Thursday, December 16, 2004

Don't Waste Your Time.

I can't decide whether I want to dye my hair blonde or brunette or something completely drastic (in the blue or red color palatte). Any advice?

Now back to what's more important. I've decided that you (assuming someone is reading this besides myself) shouldn't waste your time anymore. So, I've compiled a list of movies that totally blow huge brown chunks.
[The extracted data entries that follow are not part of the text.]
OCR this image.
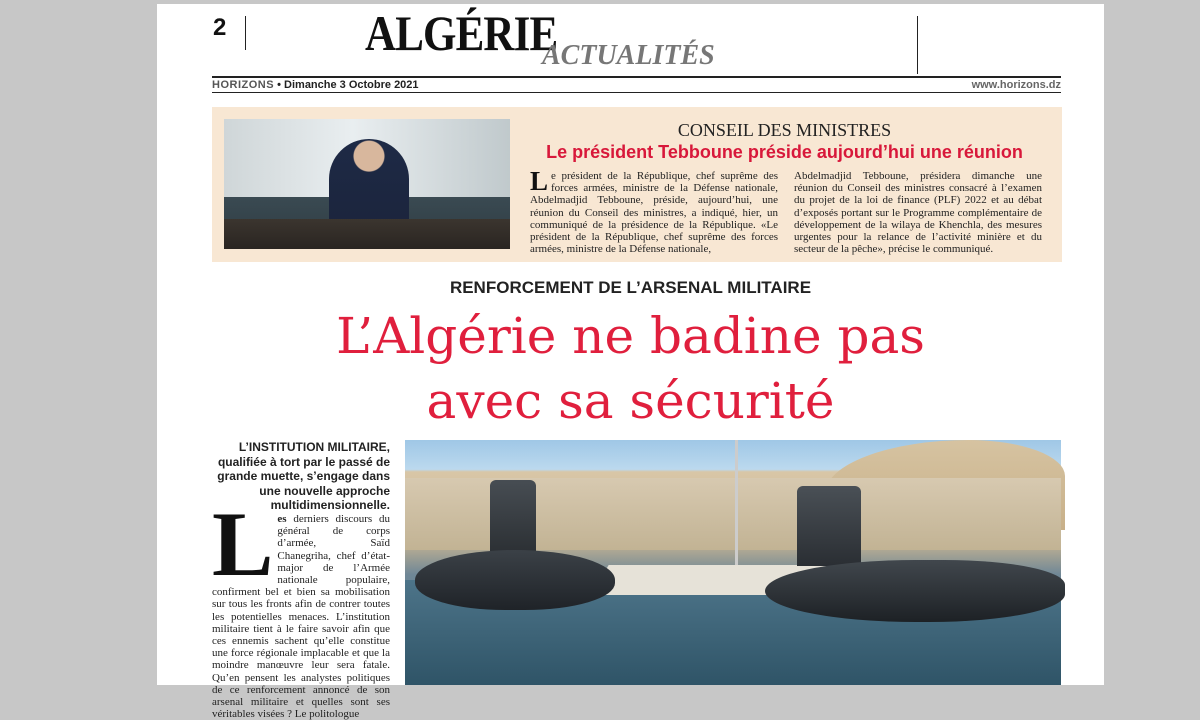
2	ALGÉRIE
ACTUALITÉS
HORIZONS • Dimanche 3 Octobre 2021	www.horizons.dz
CONSEIL DES MINISTRES
Le président Tebboune préside aujourd’hui une réunion
Le président de la République, chef suprême des forces armées, ministre de la Défense nationale, Abdelmadjid Tebboune, préside, aujourd’hui, une réunion du Conseil des ministres, a indiqué, hier, un communiqué de la présidence de la République. «Le président de la République, chef suprême des forces armées, ministre de la Défense nationale,
Abdelmadjid Tebboune, présidera dimanche une réunion du Conseil des ministres consacré à l’examen du projet de la loi de finance (PLF) 2022 et au débat d’exposés portant sur le Programme complémentaire de développement de la wilaya de Khenchla, des mesures urgentes pour la relance de l’activité minière et du secteur de la pêche», précise le communiqué.
RENFORCEMENT DE L’ARSENAL MILITAIRE
L’Algérie ne badine pas
avec sa sécurité
L’INSTITUTION MILITAIRE, qualifiée à tort par le passé de grande muette, s’engage dans une nouvelle approche multidimensionnelle.
Les derniers discours du général de corps d’armée, Saïd Chanegriha, chef d’état-major de l’Armée nationale populaire, confirment bel et bien sa mobilisation sur tous les fronts afin de contrer toutes les potentielles menaces. L’institution militaire tient à le faire savoir afin que ces ennemis sachent qu’elle constitue une force régionale implacable et que la moindre manœuvre leur sera fatale. Qu’en pensent les analystes politiques de ce renforcement annoncé de son arsenal militaire et quelles sont ses véritables visées ? Le politologue
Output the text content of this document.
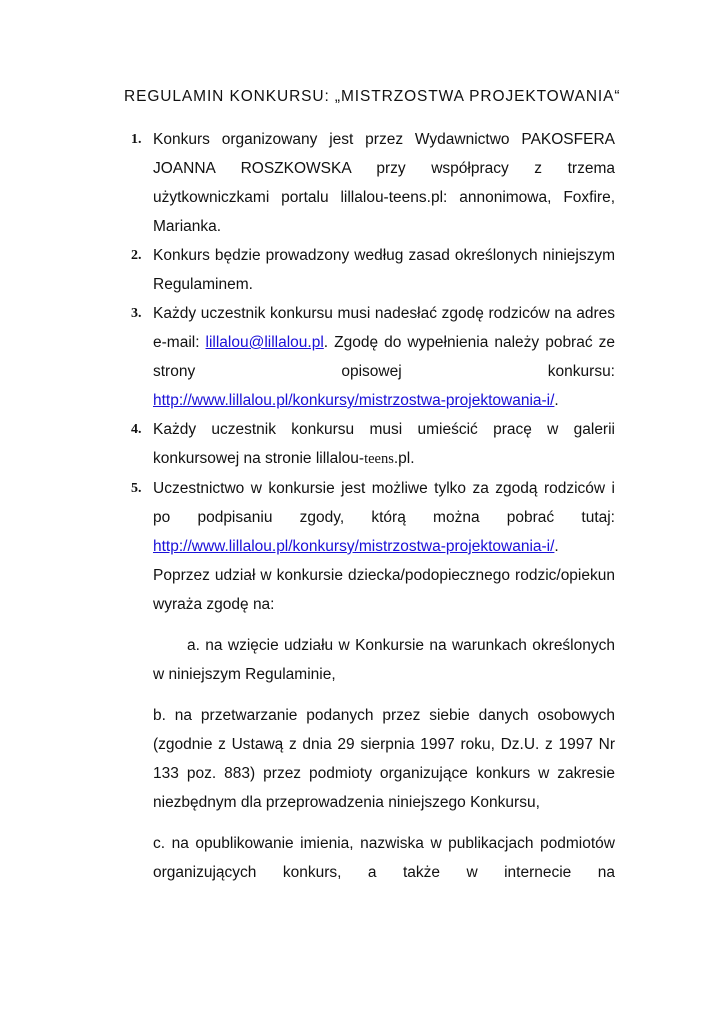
REGULAMIN KONKURSU: „MISTRZOSTWA PROJEKTOWANIA“
1. Konkurs organizowany jest przez Wydawnictwo PAKOSFERA JOANNA ROSZKOWSKA przy współpracy z trzema użytkowniczkami portalu lillalou-teens.pl: annonimowa, Foxfire, Marianka.
2. Konkurs będzie prowadzony według zasad określonych niniejszym Regulaminem.
3. Każdy uczestnik konkursu musi nadesłać zgodę rodziców na adres e-mail: lillalou@lillalou.pl. Zgodę do wypełnienia należy pobrać ze strony opisowej konkursu: http://www.lillalou.pl/konkursy/mistrzostwa-projektowania-i/.
4. Każdy uczestnik konkursu musi umieścić pracę w galerii konkursowej na stronie lillalou-teens.pl.
5. Uczestnictwo w konkursie jest możliwe tylko za zgodą rodziców i po podpisaniu zgody, którą można pobrać tutaj: http://www.lillalou.pl/konkursy/mistrzostwa-projektowania-i/.

Poprzez udział w konkursie dziecka/podopiecznego rodzic/opiekun wyraża zgodę na:

a. na wzięcie udziału w Konkursie na warunkach określonych w niniejszym Regulaminie,

b. na przetwarzanie podanych przez siebie danych osobowych (zgodnie z Ustawą z dnia 29 sierpnia 1997 roku, Dz.U. z 1997 Nr 133 poz. 883) przez podmioty organizujące konkurs w zakresie niezbędnym dla przeprowadzenia niniejszego Konkursu,

c. na opublikowanie imienia, nazwiska w publikacjach podmiotów organizujących konkurs, a także w internecie na
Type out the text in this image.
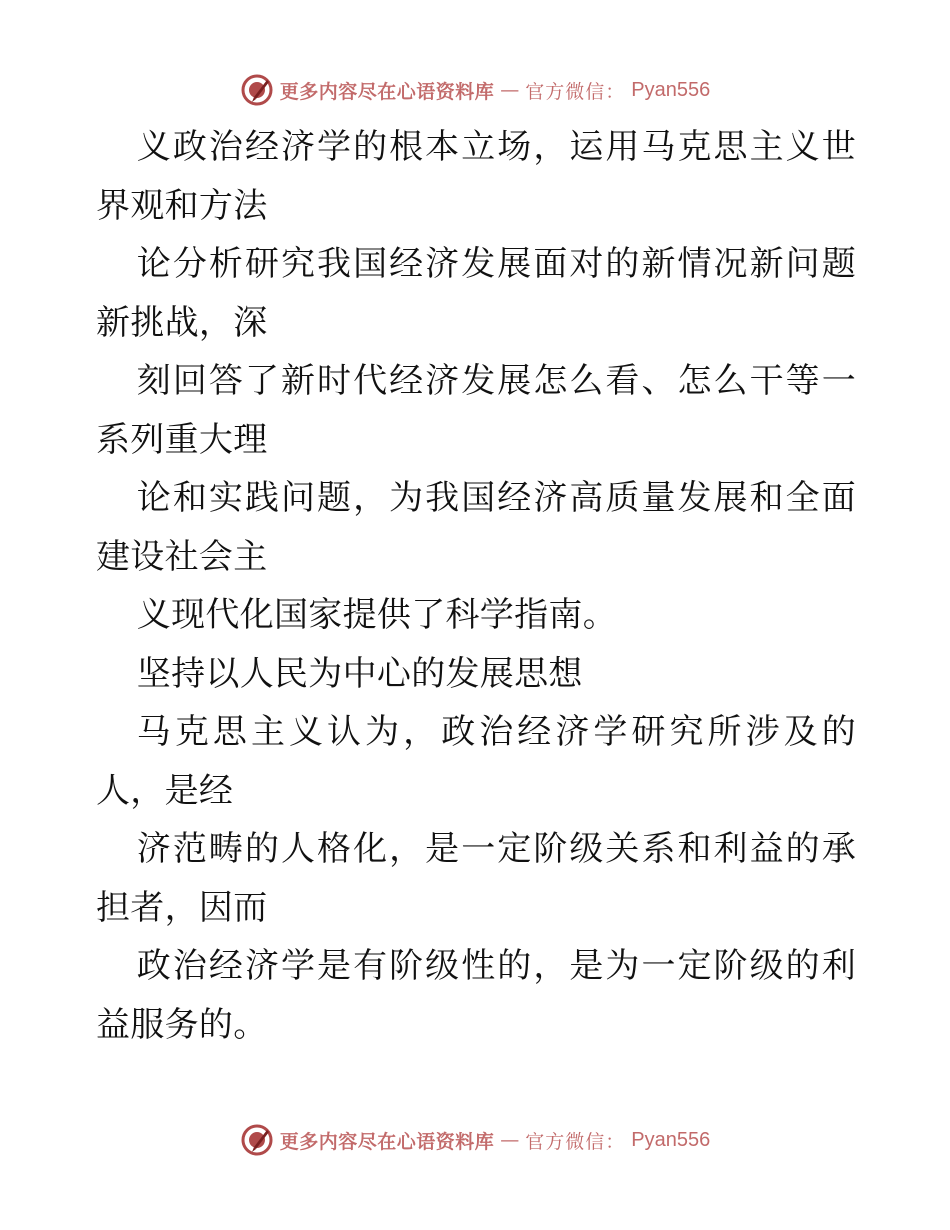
更多内容尽在心语资料库 — 官方微信： Pyan556

义政治经济学的根本立场，运用马克思主义世界观和方法

论分析研究我国经济发展面对的新情况新问题新挑战，深

刻回答了新时代经济发展怎么看、怎么干等一系列重大理

论和实践问题，为我国经济高质量发展和全面建设社会主

义现代化国家提供了科学指南。

坚持以人民为中心的发展思想

马克思主义认为，政治经济学研究所涉及的人，是经

济范畴的人格化，是一定阶级关系和利益的承担者，因而

政治经济学是有阶级性的，是为一定阶级的利益服务的。

更多内容尽在心语资料库 — 官方微信： Pyan556
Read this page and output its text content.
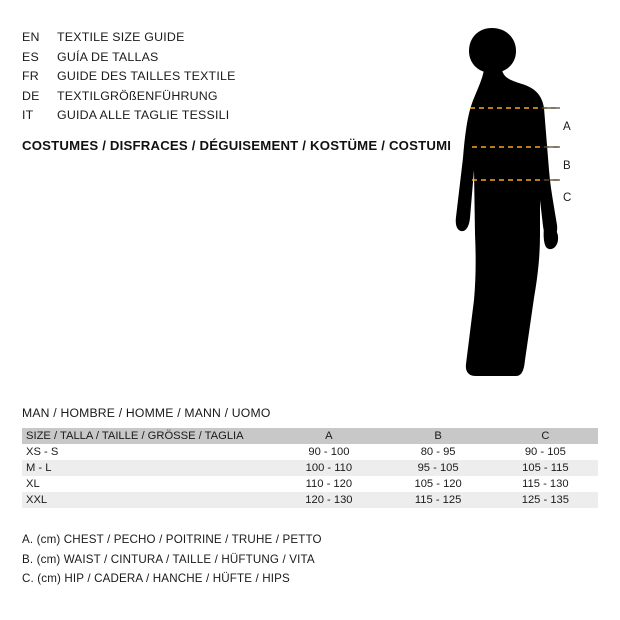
EN	TEXTILE SIZE GUIDE
ES	GUÍA DE TALLAS
FR	GUIDE DES TAILLES TEXTILE
DE	TEXTILGRÖßENFÜHRUNG
IT	GUIDA ALLE TAGLIE TESSILI
COSTUMES / DISFRACES / DÉGUISEMENT / KOSTÜME / COSTUMI
A
B
C
MAN / HOMBRE / HOMME / MANN / UOMO
SIZE / TALLA / TAILLE / GRÖSSE / TAGLIA	A	B	C
XS - S	90 - 100	80 - 95	90 - 105
M - L	100 - 110	95 - 105	105 - 115
XL	110 - 120	105 - 120	115 - 130
XXL	120 - 130	115 - 125	125 - 135
A. (cm) CHEST / PECHO / POITRINE / TRUHE / PETTO
B. (cm) WAIST / CINTURA / TAILLE / HÜFTUNG / VITA
C. (cm) HIP / CADERA / HANCHE / HÜFTE / HIPS
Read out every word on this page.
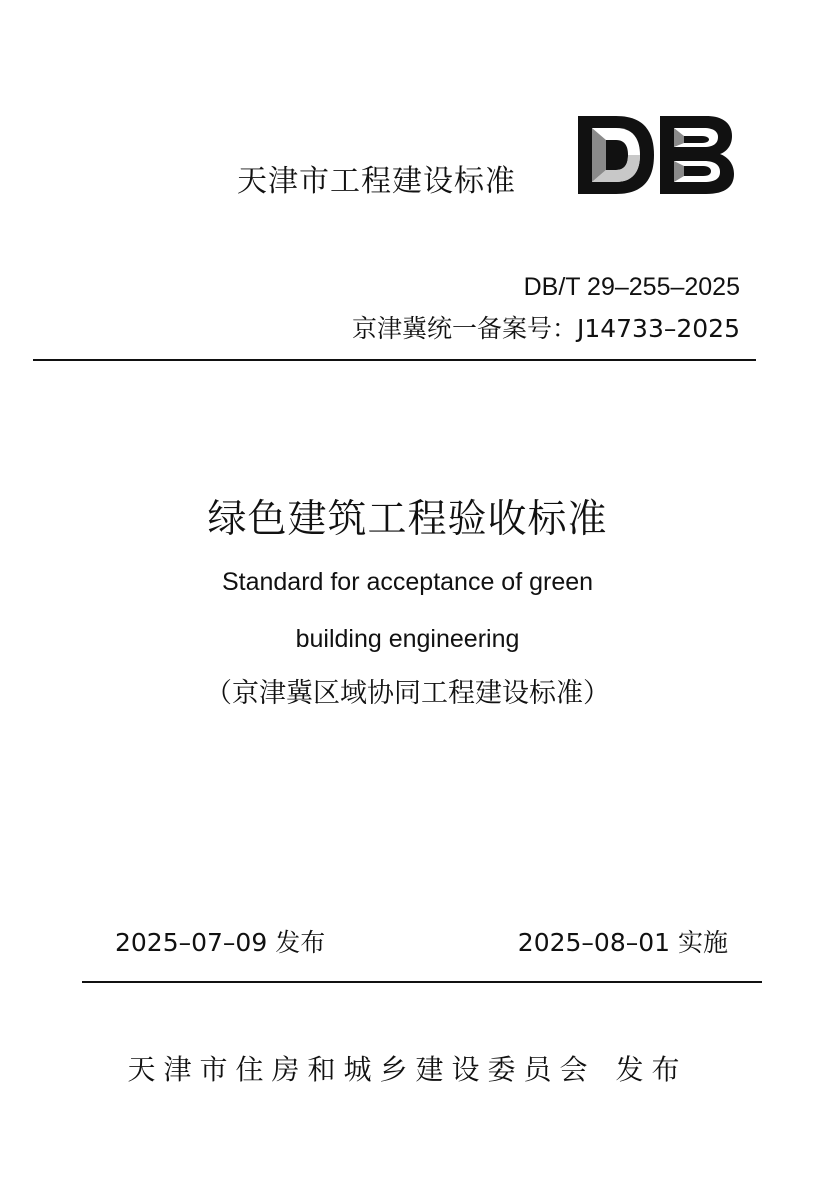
天津市工程建设标准	DB
DB/T 29–255–2025
京津冀统一备案号：J14733–2025
绿色建筑工程验收标准
Standard for acceptance of green
building engineering
（京津冀区域协同工程建设标准）
2025–07–09 发布	2025–08–01 实施
天津市住房和城乡建设委员会 发布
-The following movies make me barf blueish green:
Dodgeball (I've seen this before. It was called Starsky and Hutch and I didn't like that movie either).
A Walk to Remember (I can't even believe I'm admitting I watched this movie. I thought some deep shit was gonna happen, but the best thing about this boo hoo flick was that Mandy Moore beefs it riding a motorcycle- just kidding).
Open Range (Ugh. If you have a penis you might like this cowboy melodrama. Kevin Kostner needs to stick to building baseball fields.)

My ADD/laziness is kicking in and there's something more interesting on The Late Late Show so I'll end my list here. Are there movies you wish you never saw and would like to warn others? If so, feel free to comment. Spread the word so I don't have to waste 6.50 (matinee biotch) on seeing crap on a screen.

Wednesday, December 15, 2004

How cool are you?

So, I admit it. I've spent too many hours spying on people at friendster. I'd look up who my friends were friends with and who their friends were, and so on. Then I thought to myself, "Damn (yes, I think in quotes- shove it) I only have 20 friends and some of them I don't even talk to anymore. I must really be a loser." And then I realized that, yes I probably am a loser, but at least I don't lie and say I have 400 friends like some people I've seen. Who has 400 friends? Who are these people? Why do they need to prove their popularity on the internet? Then I realized that these people were probably really cool in high school, and probably even cooler in college. They probably had multiple nicknames and a nice car their parents bought them. Or these people are in dire need for atteniton so they ask every person they've ever looked at to be their friend. Whatever the reason, these people are weird and I guess I'll never understand them. And for that, I guess I'll never be cool. Oh well. Back to playing Dungeons and Dragons. hehe.

My very first blog.

The internet is so creepy. Right now I'm supposed to be writing copy for some brochure that's probably due in a few hours, but instead I decide what better way to occupy my time but to play Gin on the internet with some dude from Africa. I didn't even know they had computers in Africa. So, we do the normal casual chitchat and congratulate each other on our good hands. And then the freaky shit starts. He didn't want to toss my salad on the internet or anything, but he did start babbling about his life. It was like I was a therapist that he found for free and on the side we get to play games. I console him and we end the game. And we don't exchange names or numbers because I'm not that crazy, but it's just understood that people do this. These people will share more with me than they do to their wives, husbands, priests, what have you. And I don't even like giving advice. But I do because I feel bad.